El grueso de las propuestas sobre sistema político acordadas en la subcomisión me parece sumamente positivo. Es admirable que en tan pocos días se hayan consensuado tantos asuntos y tan sustantivos. Con todo, hay reglas que me suscitan dudas. Planteo dos. Pueden corregirse.
Se crea la figura del ministro coordinador del gabinete y del gobierno con el Congreso. En la Constitución vigente existe esa facultad. Ahora se obliga al Presidente a hacer ese nombramiento, quiera o no. El verbo “podrá” se cambia por “deberá”. Hace toda la diferencia (a. 12.3 sección Gobierno). La pregunta es ¿qué objetivo se busca al obligarlo?
Porque ningún Presidente, desde Aylwin a Boric, pudiendo, le ha dado ese rango a ministro alguno. No lo consideraron conveniente. La experiencia de presidentes de corrientes, edades y temperamentos tan distintos, esa coincidencia entre ellos, pesa en mí más que cualquier otra consideración.
¿Podría el Presidente reunirse y tomar decisiones con un ministro o siempre ha de estar presente y de acuerdo el coordinador? ¿No multiplica esto las trabas, rivalidades y conflictos internos? ¿No será que los Presidentes han sentido que ese sería un ministro (des)coordinador?
Partidarios de crear un cargo así, incluso antes de la Convención, decían buscar que ese ministro fuera transformándose, en los hechos, en una figura con aprobación parlamentaria. Se quería provocar la evolución hacia un jefe de gobierno (Fontaine, 2021). Es fácil imaginar cómo podría ocurrir. Los jefes de bancada de la coalición mayoritaria —sea o no progobierno— empiezan vetando nombres y terminan por imponerle al Presidente al coordinador que ellos quieren que los coordine con el gobierno. El mal llamado “parlamentarismo chileno” comenzó con prácticas que desembocaron en un semipresidencialismo sin disolución del Parlamento, el peor sistema. El régimen presidencial seguía en la Constitución; no en la realidad.
Se crea, a su vez, una pseudo censura a los ministros.
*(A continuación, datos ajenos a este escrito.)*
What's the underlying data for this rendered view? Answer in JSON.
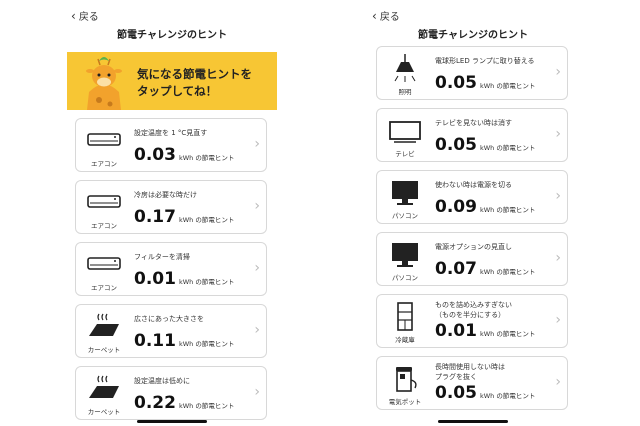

Digo “pseudo” porque los ministros no están obligados a dejar el cargo después de ella, como ocurre en los regímenes parlamentarios y semipresidenciales. Lo que se examina no es jurídico. Se evalúa la gestión del ministro. Se permiten tres pseudo censuras por año. Basta la “disconformidad” de 3/5 de los diputados para aprobar la pseudo censura (a. 7.3 sección Congreso). Pregunta: ¿Qué objetivo busca esta norma? El Presidente queda obligado a expresar por escrito las razones que lo llevan a respaldar al ministro. La alternativa es removerlo.
En el primer caso, sus razones chocarán con las de la Cámara. Deberá fijar por escrito y públicamente su desacuerdo con los diputados. ¿Se promueve la cooperación entre los dos poderes o se estimula su choque frontal? ¿Ayuda esto a lograr acuerdos y aprobar leyes o potencia la inflexibilidad y el conflicto?
En el segundo caso, la Cámara ha botado un ministro. ¿No lo entenderán así los medios y la opinión pública? Se estimula la repetición de la maniobra. Para evitarla, el Presidente negociará su gabinete con esta espada de Damocles. La pseudo censura tiende a evolucionar hacia una censura propiamente tal. Se avanza hacia ministros con doble confianza, Presidente/Parlamento. Sabemos que es un muy mal sistema (Shugart y Carey, 1992; Elgie, 2011; Sedelius y Linde, 2018). ¿No conduce esta vía a un semipresidencialismo sin disolución del Parlamento? ¿No estamos ante una normativa tipo tobogán que nos deslizará al peor de los sistemas?
Para evitar el uso de la acusación constitucional como resquicio para una censura política hay que modificar las reglas de la acusación misma. El proyecto hace bien al elevar los quorum y añadir otros perfeccionamientos. Se pueden considerar reglas adicionales. En cambio, incorporar a medias la práctica parlamentarista de la censura, ¿no abre un boquete en la línea de flotación del sistema?
El ministro coordinador será el blanco preferido. Hay veinticuatro ministros, veinticuatro blancos. Siempre se encontrará alguno al que sentar en el banquillo.
Estas pseudo censuras serán circos mediáticos que darán visibilidad a los acusadores. Aunque la censura fracase, convendrá llevarlas adelante. Se desvía a los diputados de su labor legislativa y se premian desplantes mediáticos y confrontacionales. ¿Se crea una herramienta procooperación o se fomenta el choque de poderes? ¿No es una normativa contraproducente?
Cada régimen político tiene su lógica interna. Y cada uno acarrea problemas con los que hay que aprender a convivir. Hay que escoger y evitar los menjunjes.